Förderschulen erhalten

GesprächsrundeFDP

 

Die FDP Kreistagsfraktion Celle lud am 08. Mai 2014 zu einem runden Tisch ein, um sich mit Schulleitern, Lehrern und Elternvertreter der Förderschulen in Celle über die offenen Fragen zur Inklusion auszutauschen.

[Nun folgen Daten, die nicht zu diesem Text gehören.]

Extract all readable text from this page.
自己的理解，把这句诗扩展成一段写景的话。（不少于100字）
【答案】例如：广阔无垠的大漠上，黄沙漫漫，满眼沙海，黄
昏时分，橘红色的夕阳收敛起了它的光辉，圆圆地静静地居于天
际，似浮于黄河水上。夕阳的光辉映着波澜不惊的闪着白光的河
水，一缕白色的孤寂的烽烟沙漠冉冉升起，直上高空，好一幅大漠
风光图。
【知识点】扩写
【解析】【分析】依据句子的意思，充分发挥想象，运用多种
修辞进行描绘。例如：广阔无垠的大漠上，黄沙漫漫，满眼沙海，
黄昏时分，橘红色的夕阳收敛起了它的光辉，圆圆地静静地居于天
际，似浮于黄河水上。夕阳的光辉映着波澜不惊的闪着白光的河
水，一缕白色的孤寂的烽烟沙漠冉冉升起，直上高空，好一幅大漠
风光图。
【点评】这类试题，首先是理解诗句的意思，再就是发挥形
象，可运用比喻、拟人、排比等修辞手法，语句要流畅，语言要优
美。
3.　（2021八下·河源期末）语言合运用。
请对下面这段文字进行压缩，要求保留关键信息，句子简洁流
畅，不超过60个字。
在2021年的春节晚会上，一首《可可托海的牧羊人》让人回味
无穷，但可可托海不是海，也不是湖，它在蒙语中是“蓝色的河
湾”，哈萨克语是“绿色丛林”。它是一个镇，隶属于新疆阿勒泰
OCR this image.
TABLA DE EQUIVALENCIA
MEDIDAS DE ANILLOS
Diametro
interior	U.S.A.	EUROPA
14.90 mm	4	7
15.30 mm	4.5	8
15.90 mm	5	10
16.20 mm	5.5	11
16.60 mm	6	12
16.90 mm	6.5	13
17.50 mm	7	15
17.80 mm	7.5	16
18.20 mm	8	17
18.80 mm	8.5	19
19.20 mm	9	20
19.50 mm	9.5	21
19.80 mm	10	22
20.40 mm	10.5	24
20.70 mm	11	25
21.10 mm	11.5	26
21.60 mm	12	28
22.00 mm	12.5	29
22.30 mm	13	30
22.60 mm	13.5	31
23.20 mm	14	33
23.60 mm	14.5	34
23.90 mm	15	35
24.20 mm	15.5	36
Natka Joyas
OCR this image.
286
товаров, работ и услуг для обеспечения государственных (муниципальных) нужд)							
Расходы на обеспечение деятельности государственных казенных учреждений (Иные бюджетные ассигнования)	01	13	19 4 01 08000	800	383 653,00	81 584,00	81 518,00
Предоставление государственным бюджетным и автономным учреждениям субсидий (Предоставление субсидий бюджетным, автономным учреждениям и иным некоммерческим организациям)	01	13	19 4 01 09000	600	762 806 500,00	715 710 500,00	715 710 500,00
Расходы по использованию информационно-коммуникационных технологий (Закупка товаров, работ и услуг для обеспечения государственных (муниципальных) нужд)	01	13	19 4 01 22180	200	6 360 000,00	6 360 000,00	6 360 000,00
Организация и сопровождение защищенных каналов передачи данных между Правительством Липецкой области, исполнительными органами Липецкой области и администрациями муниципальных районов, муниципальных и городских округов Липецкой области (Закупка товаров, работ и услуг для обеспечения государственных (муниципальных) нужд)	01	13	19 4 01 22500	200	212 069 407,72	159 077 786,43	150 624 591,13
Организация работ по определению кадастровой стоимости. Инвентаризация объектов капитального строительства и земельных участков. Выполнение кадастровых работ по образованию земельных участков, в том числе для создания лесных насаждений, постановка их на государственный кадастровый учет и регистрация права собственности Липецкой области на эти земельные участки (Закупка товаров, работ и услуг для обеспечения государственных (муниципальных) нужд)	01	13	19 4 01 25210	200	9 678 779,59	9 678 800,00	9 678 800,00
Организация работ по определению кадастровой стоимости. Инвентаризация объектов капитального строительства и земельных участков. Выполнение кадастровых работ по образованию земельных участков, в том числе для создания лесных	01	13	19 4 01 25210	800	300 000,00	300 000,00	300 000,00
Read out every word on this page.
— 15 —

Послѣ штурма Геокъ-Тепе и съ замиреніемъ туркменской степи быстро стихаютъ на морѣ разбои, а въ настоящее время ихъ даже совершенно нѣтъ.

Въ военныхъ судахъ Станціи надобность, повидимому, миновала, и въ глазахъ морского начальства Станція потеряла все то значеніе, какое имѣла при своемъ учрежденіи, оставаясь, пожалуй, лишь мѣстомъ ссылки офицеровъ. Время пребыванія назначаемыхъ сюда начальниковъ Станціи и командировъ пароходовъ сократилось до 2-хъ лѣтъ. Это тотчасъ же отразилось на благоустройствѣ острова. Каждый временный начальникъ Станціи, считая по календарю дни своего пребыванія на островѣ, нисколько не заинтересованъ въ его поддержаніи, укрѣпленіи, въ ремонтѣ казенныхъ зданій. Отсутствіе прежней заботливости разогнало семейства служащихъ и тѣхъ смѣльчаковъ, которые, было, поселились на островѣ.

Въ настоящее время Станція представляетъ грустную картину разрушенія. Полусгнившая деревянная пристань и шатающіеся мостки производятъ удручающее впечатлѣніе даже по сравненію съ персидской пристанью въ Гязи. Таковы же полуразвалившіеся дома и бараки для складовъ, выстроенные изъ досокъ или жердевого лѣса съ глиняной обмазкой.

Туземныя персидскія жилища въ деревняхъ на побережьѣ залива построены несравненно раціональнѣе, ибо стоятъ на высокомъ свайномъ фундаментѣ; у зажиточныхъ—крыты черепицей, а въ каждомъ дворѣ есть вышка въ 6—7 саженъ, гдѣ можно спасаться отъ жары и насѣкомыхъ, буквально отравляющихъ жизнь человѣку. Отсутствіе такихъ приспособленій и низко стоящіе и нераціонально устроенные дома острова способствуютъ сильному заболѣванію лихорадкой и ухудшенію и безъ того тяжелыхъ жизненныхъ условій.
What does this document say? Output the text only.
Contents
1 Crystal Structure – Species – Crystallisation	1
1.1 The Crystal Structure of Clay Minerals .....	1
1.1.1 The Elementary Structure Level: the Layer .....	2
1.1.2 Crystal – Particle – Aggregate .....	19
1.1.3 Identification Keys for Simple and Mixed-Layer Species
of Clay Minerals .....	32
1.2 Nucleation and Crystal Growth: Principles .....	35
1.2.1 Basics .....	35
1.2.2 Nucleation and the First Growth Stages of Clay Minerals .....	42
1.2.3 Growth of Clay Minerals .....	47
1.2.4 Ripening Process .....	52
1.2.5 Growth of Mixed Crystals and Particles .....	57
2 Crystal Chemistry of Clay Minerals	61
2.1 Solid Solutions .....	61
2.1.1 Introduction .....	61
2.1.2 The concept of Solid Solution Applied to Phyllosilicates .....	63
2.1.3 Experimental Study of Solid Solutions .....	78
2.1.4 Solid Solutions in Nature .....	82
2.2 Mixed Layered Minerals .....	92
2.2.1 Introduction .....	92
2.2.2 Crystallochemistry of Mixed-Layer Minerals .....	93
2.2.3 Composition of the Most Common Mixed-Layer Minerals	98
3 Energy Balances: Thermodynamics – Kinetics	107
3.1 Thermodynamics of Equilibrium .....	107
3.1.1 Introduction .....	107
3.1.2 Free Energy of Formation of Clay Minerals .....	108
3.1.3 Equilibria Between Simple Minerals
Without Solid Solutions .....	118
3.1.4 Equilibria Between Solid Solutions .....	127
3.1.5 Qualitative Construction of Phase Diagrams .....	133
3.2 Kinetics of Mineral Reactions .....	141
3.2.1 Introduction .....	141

Jutta Krumbach, die Fraktionsvorsitzende der Kreistagsfraktion der FDP, leitete die Diskussion ein mit der Forderung der FDP, die „Förderschulen im Landkreis zu erhalten.“ Sie betonte, dass „nur in den Förderschulen eigens dafür ausgebildete Lehrer in kleinsten Lern- und Betreuungsgruppen für die unterschiedlichsten Benachteiligungen zur Verfügung stehen. Dieses höchstdifferenzierte Förderschulwesen der Welt steht heute vor dem Aus.“
Frank-Peter Viering, der Schulleiter der Erich-Kästner-Schule Garßen, führte in dieser Gesprächsrunde an: „Förderschulen sind die inklusivsten Schulen“ und Susanne Fischer, Schulleiterin der Sprachheilschule Celle fragte, warum das funktionierende Förderschulwesen gekippt wird.
Eine Forderung der FDP lautet: „Wir wollen eine Bildungslandschaft, die den individuellen Begabungen, Fähigkeiten und Talenten unserer Kinder gerecht wird.“ „Das gewährleisten die Förderschulen, denn sie nehmen den Druck von den Kindern mit Förderbedarf, sodass sich diese Schülerinnen und Schüler individuell ihrem Lern- und Leistungstempo entsprechend den Unterrichtsstoff erarbeiten können“, sagte der schulpolitische Sprecher der FDP Kreistagsfraktion Charles Sievers.
Ein weiterer Aspekt, der wenig gesehen wird, sind die fehlenden Förderschullehrer, die in inklusiven Schulen aber dringend gebraucht werden. Rezan Uca wies darauf hin, dass die Landesregierung zu wenige getan hat, um fehlende Universitätsplätze zur Ausbildung von Förderschullehrern zu schaffen.
Auch die Lehrer der weiterführenden Schulen müssen gut vorbereitet werden auf die Schüler mit Förderbedarf, auch hier ist bisher viel zu wenig getan worden, betonte Sievers. Er regte an, dass sich auch die Förderschulen öffnen und für Schüler ohne Förderbedarf offen stehen, wie dies in der Kardinal-von-Galen-Schule Dinklage bereits erfolgreich praktiziert wird.
Die Inklusion ist eine gute Sache, so waren sich alle Teilnehmerinnen und Teilnehmer der gut besuchten Runde nach zweistündiger Diskussion einig, doch sie kann nur gelingen, wenn ausreichend Zeit und finanzielle Mittel zur guten Umsetzung bereit stehen.